La Habana se alista ante un posible escenario de confrontación armada con Washington mientras la isla enfrenta su peor crisis energética

La Habana se alista ante un posible escenario de confrontación armada con Washington mientras la isla enfrenta su peor crisis energética

En medio de un contexto de máxima tensión, el gobierno cubano confirmó que sus fuerzas armadas se encuentran en estado de alerta ante “la posibilidad de una agresión militar” por parte de Estados Unidos, al tiempo que las autoridades luchan por recuperar el servicio eléctrico tras un nuevo colapso generalizado que mantiene al país en vilo.

En una escalada retórica que sacude los cimientos de la ya frágil relación bilateral, la máxima autoridad diplomática de la isla dejó entrever la profunda preocupación que atraviesa al gobierno ante lo que consideran una amenaza inminente proveniente del norte. Durante una entrevista concedida a una cadena de televisión estadounidense y difundida en la jornada dominical, el vicecanciller Carlos Fernández de Cossio expuso con crudeza la postura defensiva del régimen castrista, afirmando que el aparato militar se halla en permanente disposición para responder a una eventual acción bélica. “Nuestro ejército siempre está listo. De hecho, en estos días se alista ante la contingencia de una ofensiva militar. Confiamos sinceramente en que no llegue a materializarse”, declaró el funcionario, cuyas palabras resonaron con fuerza tanto en los círculos políticos locales como en las cancillerías extranjeras.

El alto cargo intentó matizar la gravedad del momento al recordar que la isla no mantiene ningún diferendo abierto con la administración estadounidense, aunque subrayó que el derecho a la autodefensa resulta innegociable para un país que ha hecho de la resistencia un pilar de su identidad nacional. Fernández de Cossio dejó abierta una puerta al diálogo al manifestar la disposición del gobierno a sentarse en una mesa de negociaciones, un guiño que muchos analistas interpretaron como un intento por descomprimir la creciente hostilidad sin renunciar al discurso de firmeza que caracteriza al régimen. Sin embargo, el contexto en el que surgen estas declaraciones no podría ser más adverso para la mayor de las Antillas.

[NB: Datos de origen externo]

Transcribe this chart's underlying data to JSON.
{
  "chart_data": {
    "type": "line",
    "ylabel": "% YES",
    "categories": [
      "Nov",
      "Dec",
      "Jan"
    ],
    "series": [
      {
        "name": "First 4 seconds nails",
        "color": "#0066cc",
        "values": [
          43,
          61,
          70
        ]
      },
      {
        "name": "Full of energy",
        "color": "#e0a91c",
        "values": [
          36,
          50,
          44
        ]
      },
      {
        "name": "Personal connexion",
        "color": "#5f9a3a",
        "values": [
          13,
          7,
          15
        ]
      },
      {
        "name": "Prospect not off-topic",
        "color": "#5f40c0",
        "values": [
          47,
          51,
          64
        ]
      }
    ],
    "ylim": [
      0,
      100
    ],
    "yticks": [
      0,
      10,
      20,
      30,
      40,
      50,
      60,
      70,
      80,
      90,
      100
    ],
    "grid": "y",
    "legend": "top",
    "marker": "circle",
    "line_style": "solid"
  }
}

Mientras las tensiones geopolíticas alcanzan un punto de ebullición, la realidad cotidiana de los cubanos refleja un panorama desolador. A lo largo del mismo domingo en que se conocieron las apremiantes declaraciones del vicecanciller, los esfuerzos de las autoridades se concentraban en una tarea hercúlea: restablecer la fluidez del sistema electroenergético nacional tras haber sufrido el segundo colapso total de la red en menos de siete días. Este nuevo apagón, que sumió a los más de once millones de habitantes en una oscuridad sofocante, puso en evidencia la extrema vulnerabilidad de una infraestructura que se desmorona bajo el peso de décadas de desinversión y falta de mantenimiento.

Los expertos coinciden en que la crisis del sector eléctrico no responde a una única causa, sino a la confluencia de múltiples factores que han llevado al límite a las termoeléctricas del país. Por un lado, la obsolescencia de los equipos —muchos de ellos instalados hace más de medio siglo— provoca fallos en cadena que las cuadrillas de técnicos apenas logran contener. Por otro, la administración cubana señala con insistencia al endurecimiento del bloqueo comercial impuesto por Estados Unidos como un factor determinante, ya que las severas restricciones dificultan la adquisición de combustibles en el mercado internacional, impidiendo que las plantas generadoras operen a plena capacidad.

En este escenario de fragilidad extrema, la advertencia sobre una posible agresión externa adquiere una dimensión particularmente delicada. La coincidencia de una crisis humanitaria y energética de magnitudes críticas con un clima de confrontación verbal nunca antes visto en los últimos años dibuja un horizonte incierto para la nación caribeña. Mientras en los cuarteles se perfeccionan los protocolos de defensa y en los hogares la población enfrenta jornadas interminables sin electricidad, la comunidad internacional observa con cautela cómo dos viejos antagonistas parecen asomarse nuevamente al borde del precipicio. La oferta de diálogo lanzada desde La Habana flota en el aire como un salvavidas, aunque nadie sabe aún si del otro lado del estrecho habrá quien decida tomarlo.